Wednesday, April 13, 2011

Obesity, smoking lift stillbirth risk

STILL HURTING: Laura Hurley with son Mitchell and a mould of the feet of her stillborn daughter Tabitha-Rose. Ms Hurley said having another baby did not mean the hurt of losing her daughter had gone away.

Stillbirth rates in New Zealand will not drop unless more is done to tackle obesity and other avoidable pregnancy risk factors, new research says.

A comprehensive series of articles published in prestigious medical journal The Lancet has gathered data and research from throughout the world to paint a global picture of stillbirth.

The authors estimate 2.65 million babies are stillborn every year. They have called for action to halve that number by 2020.

The vast majority of stillbirths happen in developing countries, but rates in many high-income countries have nearly stalled in the past decade, the research says.

In 2007 and 2008, New Zealand's stillbirth rate was second-highest among developed countries, surpassed only by Britain.

There were 210 babies stillborn at 28 weeks or later in 2008, or 3.5 stillbirths per 1000 babies born - a rate that has remained mostly steady since 1996.

The risks increases for Maori and Pacific women and those in the lowest socio-economic groups.

David Ellwood, a professor of obstetrics and gynaecology at Canberra Hospital, said the rate of reduction in developed countries "has been nothing like what we'd like to see".

A third of stillbirths in high-income countries were probably avoidable, he said.

Obesity and smoking during pregnancy were two leading avoidable risks, The Lancet said.

Worldwide, being obese or overweight contributes to about 12 per cent of stillbirths.

"Implementation of preconception care for all women could reduce these risk factors. Smoking cessation programmes in pregnancy are effective and should be implemented as part of routine care," the authors said.

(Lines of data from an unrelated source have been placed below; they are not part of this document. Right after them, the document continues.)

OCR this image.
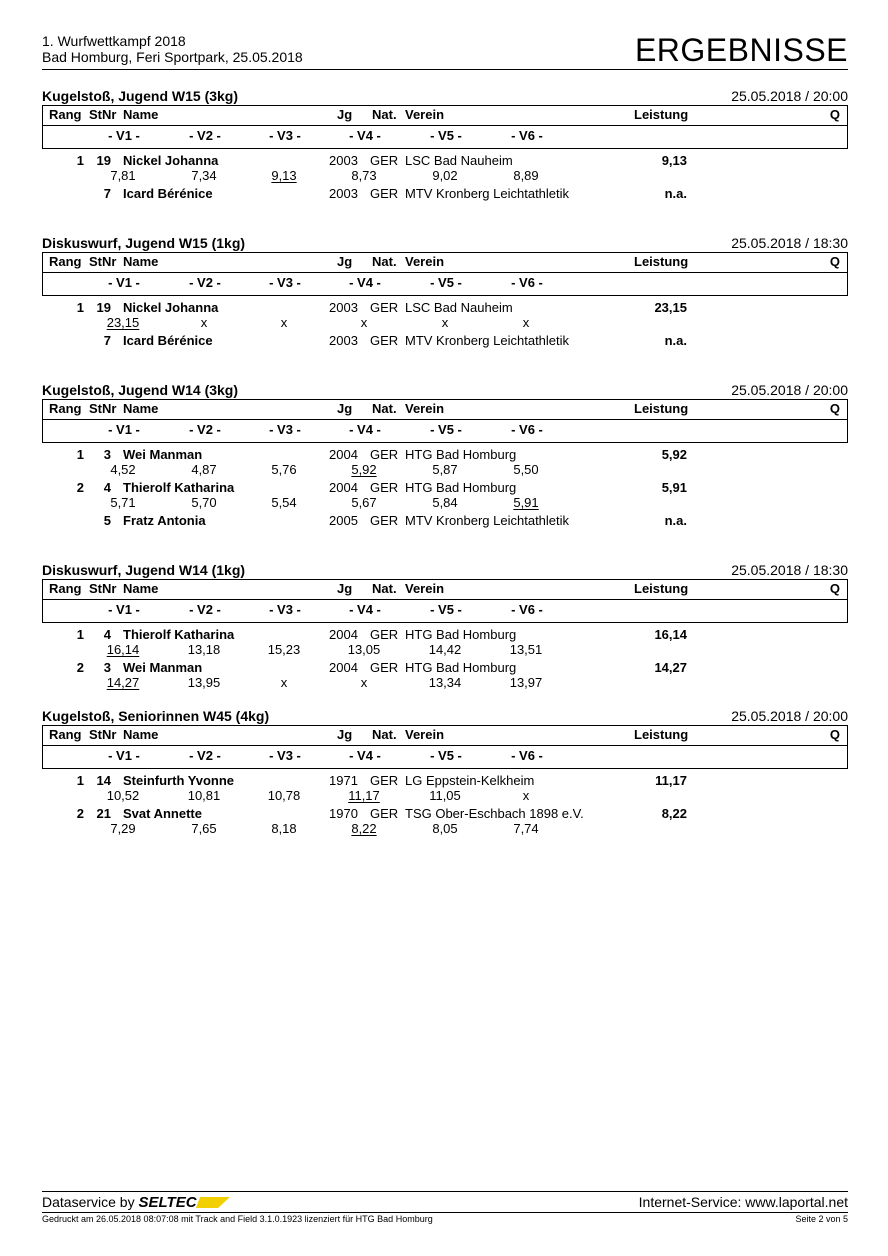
1. Wurfwettkampf 2018
Bad Homburg, Feri Sportpark, 25.05.2018	ERGEBNISSE
Kugelstoß, Jugend W15 (3kg)	25.05.2018 / 20:00
Rang StNr Name	Jg Nat. Verein	Leistung	Q
- V1 -	- V2 -	- V3 -	- V4 -	- V5 -	- V6 -
1 19 Nickel Johanna	2003 GER LSC Bad Nauheim	9,13
7,81	7,34	9,13	8,73	9,02	8,89
7 Icard Bérénice	2003 GER MTV Kronberg Leichtathletik	n.a.
Diskuswurf, Jugend W15 (1kg)	25.05.2018 / 18:30
Rang StNr Name	Jg Nat. Verein	Leistung	Q
- V1 -	- V2 -	- V3 -	- V4 -	- V5 -	- V6 -
1 19 Nickel Johanna	2003 GER LSC Bad Nauheim	23,15
23,15	x	x	x	x	x
7 Icard Bérénice	2003 GER MTV Kronberg Leichtathletik	n.a.
Kugelstoß, Jugend W14 (3kg)	25.05.2018 / 20:00
Rang StNr Name	Jg Nat. Verein	Leistung	Q
- V1 -	- V2 -	- V3 -	- V4 -	- V5 -	- V6 -
1	3 Wei Manman	2004 GER HTG Bad Homburg	5,92
4,52	4,87	5,76	5,92	5,87	5,50
2	4 Thierolf Katharina	2004 GER HTG Bad Homburg	5,91
5,71	5,70	5,54	5,67	5,84	5,91
5 Fratz Antonia	2005 GER MTV Kronberg Leichtathletik	n.a.
Diskuswurf, Jugend W14 (1kg)	25.05.2018 / 18:30
Rang StNr Name	Jg Nat. Verein	Leistung	Q
- V1 -	- V2 -	- V3 -	- V4 -	- V5 -	- V6 -
1	4 Thierolf Katharina	2004 GER HTG Bad Homburg	16,14
16,14	13,18	15,23	13,05	14,42	13,51
2	3 Wei Manman	2004 GER HTG Bad Homburg	14,27
14,27	13,95	x	x	13,34	13,97
Kugelstoß, Seniorinnen W45 (4kg)	25.05.2018 / 20:00
Rang StNr Name	Jg Nat. Verein	Leistung	Q
- V1 -	- V2 -	- V3 -	- V4 -	- V5 -	- V6 -
1 14 Steinfurth Yvonne	1971 GER LG Eppstein-Kelkheim	11,17
10,52	10,81	10,78	11,17	11,05	x
2 21 Svat Annette	1970 GER TSG Ober-Eschbach 1898 e.V.	8,22
7,29	7,65	8,18	8,22	8,05	7,74
Dataservice by SELTEC	Internet-Service: www.laportal.net
Gedruckt am 26.05.2018 08:07:08 mit Track and Field 3.1.0.1923 lizenziert für HTG Bad Homburg	Seite 2 von 5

Women aged 35 or over were also more likely to have a stillborn baby.

Lesley McCowan, an associate professor of obstetrics and gynaecology at Auckland University, said increasing obesity rates and more women choosing to have babies later in life could be behind the stalled New Zealand rate.

"My colleagues and I speculate that's one of the reasons why Western countries are not seeing significant reductions in stillbirth risk. In New Zealand, [pregnant] women are older and we're all getting heavier."

Those factors could be counteracting improvements in other areas, she said. It was possible the stillbirth rate could even grow in tandem with New Zealand's increasing obesity rates.

However, McCowan took issue with The Lancet's ranking of New Zealand as second-worst among high-income countries.

"Those rates fluctuate from year to year."

New Zealand usually ranked somewhere in the middle. "I think New Zealanders should be really reassured that our rates ... are actually pretty good."


When Laura Hurley was told her baby daughter had died, the bottom dropped out of her world.

Just two weeks before her due date, the Trentham mother realised she had not felt any of the usual kicks and movements in her belly that day.

"As the day wore on I got more and more worried. We called the midwife, who did a heartbeat check, and were told our baby had passed away."

Hurley, 31, and her husband, Bryon Berry, found themselves planning for the arrival of a baby who would never grow up.

A few days later, on October 24, 2009, Ms Hurley was induced and gave birth to Tabitha-Rose.

They took her home for a week before the funeral.

Hurley felt lost. "All these thoughts - like, does that mean I'm not a mum?"

Tabitha-Rose was still part of the family, which now included three-month-old Mitchell.

Having another baby did not mean the hurt of losing her daughter had gone away.

"It just reminds us of what we missed out on."